Creating Preferential Attachment (PA) Complex Networks with Self Loops

I am trying to create a directed simulated preferential attachment complex network with self loops, similar to something like this:

(This is the oncology_network dataset available in the ig.degree.betweenness package. Plotted with the ig.degree.betweenness::plot_simplified_edgeplot() function. Numbers on edges/edge thickness correspond to number of in or out directed edges)

I’ve used the igraph::sample_pa() function but have found limited success as there is no easy way to incorperate self loops that also have a preferential attachment process.

Is there a way to do this presently with igraph::sample_pa or some other function?

How would the connection probabilities be computed? Can you give a concrete example?

I presently do not have any framework thus far. All I know is that for real collaboration networks, this structure is really common. PA seems to be the approach

I’ve done a brief search on Google scholar and I have only managed to find another self looping network which comes from a real world dataset (here)

igraph has a rather general implementation of preferential attachment that could be in principle extended. When a new vertex is added, each of its m edges will connect each existing vertex i with probability proportional to

d_i^\alpha + A

where \alpha and A are parameters.

d can be either the in-degree or total degree. Multi-edges can be allowed or disallowed. A>0 is meant to ensure that there is a non-zero connection probability to existing vertices of zero in-degree in the directed case.


If we are going to be naïve about this, this could be easily generalized to to allowing self-loops. We simply included the just-added vertex in the candidates to connect to. A ensures that self-connections are possible.

But am quite reluctant to do this as a naïve generalization of the algorithm, without a good scientific justification. If I were dealing with real-world scale-free networks that have self-loops, and tried to use such a model, one of the first things I’d likely end up needed to try is to tune the self-loop probability separately from the connection probabilities to other vertices, to be able to reproduce the number of observed loops.

That would be yet another parameter for an already complex function. At this point, making this generalization, and defining/justifying included parameters, essentially becomes a research project. We can’t take on such a research project as part of igraph development.


So here’s what I propose

If you have the time to look into this, and are able to find some uses of such models in the literature, we can consider including this feature. A very solid mathematical justification (perhaps based on some invariance) for why it’s interesting/useful to include this even WITHOUT separate control of self-loop probabilities might also do.

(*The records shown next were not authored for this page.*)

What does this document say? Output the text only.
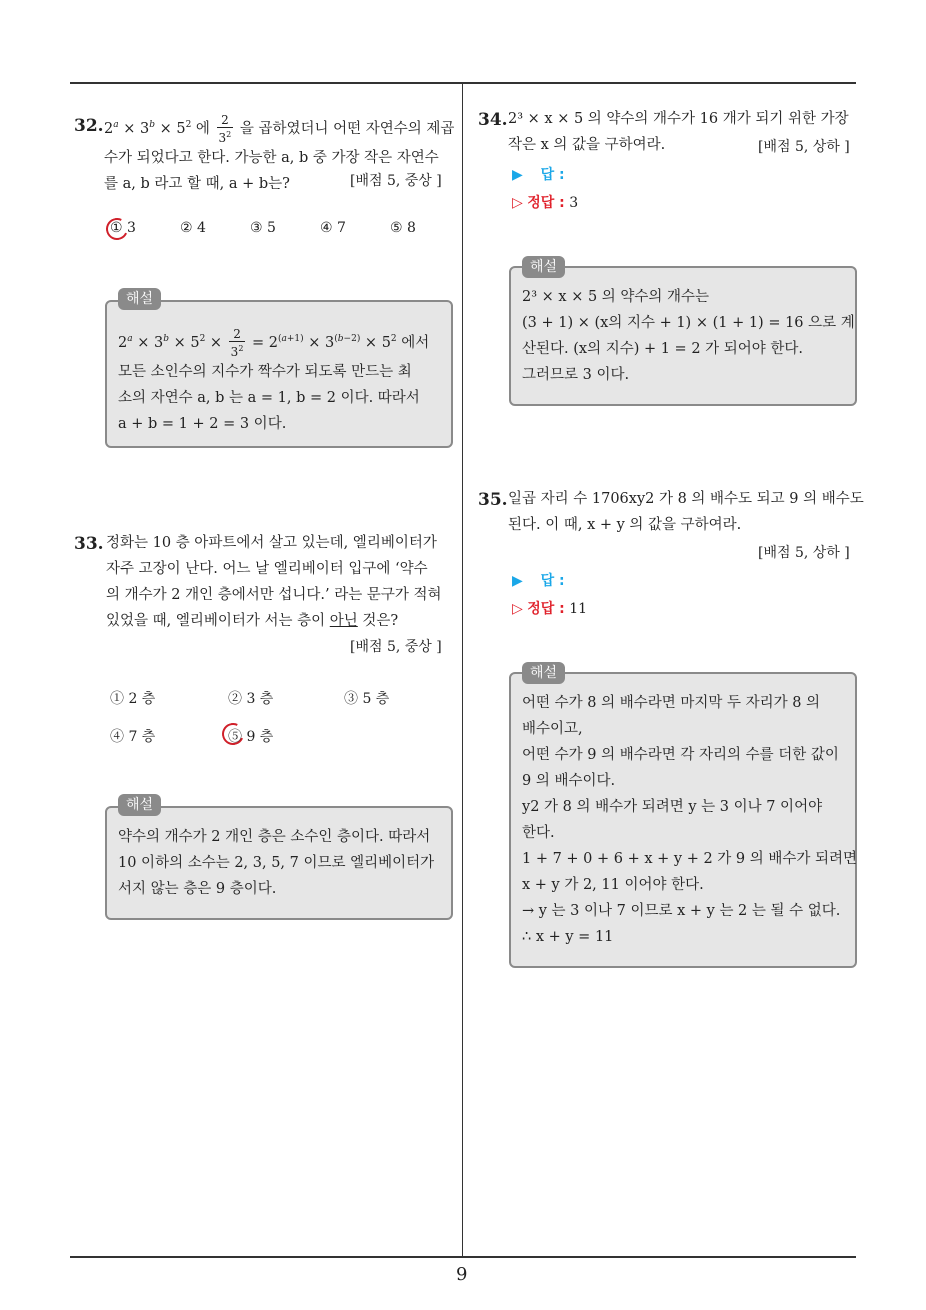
9
32. $2^a \times 3^b \times 5^2$ 에 $\frac{2}{3^2}$ 을 곱하였더니 어떤 자연수의 제곱
수가 되었다고 한다. 가능한 a, b 중 가장 작은 자연수
를 a, b 라고 할 때, a + b는?	[배점 5, 중상 ]
① 3	② 4	③ 5	④ 7	⑤ 8
해설
$2^a \times 3^b \times 5^2 \times \frac{2}{3^2} = 2^{(a+1)} \times 3^{(b-2)} \times 5^2$ 에서
모든 소인수의 지수가 짝수가 되도록 만드는 최
소의 자연수 a, b 는 a = 1, b = 2 이다. 따라서
a + b = 1 + 2 = 3 이다.
33. 정화는 10 층 아파트에서 살고 있는데, 엘리베이터가
자주 고장이 난다. 어느 날 엘리베이터 입구에 ‘약수
의 개수가 2 개인 층에서만 섭니다.’ 라는 문구가 적혀
있었을 때, 엘리베이터가 서는 층이 아닌 것은?
[배점 5, 중상 ]
① 2 층	② 3 층	③ 5 층
④ 7 층	⑤ 9 층
해설
약수의 개수가 2 개인 층은 소수인 층이다. 따라서
10 이하의 소수는 2, 3, 5, 7 이므로 엘리베이터가
서지 않는 층은 9 층이다.
34. 2³ × x × 5 의 약수의 개수가 16 개가 되기 위한 가장
작은 x 의 값을 구하여라.	[배점 5, 상하 ]
▶ 답 :
▷ 정답 : 3
해설
2³ × x × 5 의 약수의 개수는
(3 + 1) × (x의 지수 + 1) × (1 + 1) = 16 으로 계
산된다. (x의 지수) + 1 = 2 가 되어야 한다.
그러므로 3 이다.
35. 일곱 자리 수 1706xy2 가 8 의 배수도 되고 9 의 배수도
된다. 이 때, x + y 의 값을 구하여라.
[배점 5, 상하 ]
▶ 답 :
▷ 정답 : 11
해설
어떤 수가 8 의 배수라면 마지막 두 자리가 8 의
배수이고,
어떤 수가 9 의 배수라면 각 자리의 수를 더한 값이
9 의 배수이다.
y2 가 8 의 배수가 되려면 y 는 3 이나 7 이어야
한다.
1 + 7 + 0 + 6 + x + y + 2 가 9 의 배수가 되려면
x + y 가 2, 11 이어야 한다.
→ y 는 3 이나 7 이므로 x + y 는 2 는 될 수 없다.
∴ x + y = 11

We are preparing for a large release within a month after which the API will be frozen for a while. Thus this should be done within two weeks at most to keep within time.

I did a quick literature search and was unable to find anything. Let me know if you do find something that we can use.

Note that I am not asking about network datasets that seem to follow a scale-free degree distribution while having self-loops. I’m asking for published articles that describe a preferential attachment process / model that allows loops (either to try to model such data, or for other purposes).

1 Like

@szhorvat not sure if I’ll be able to come up with something on such short notice. However I have found these papers which might be relevant:

https://arxiv.org/pdf/2301.13730

It appears to note the present limitation with igraph’s PA generation mechanism.

Box 5.1 here discusses a variant with self-loops:

This might work. Is there a way to do this with the igraph r package?

@szhorvat I believe I have something that works. I will do some more digging though.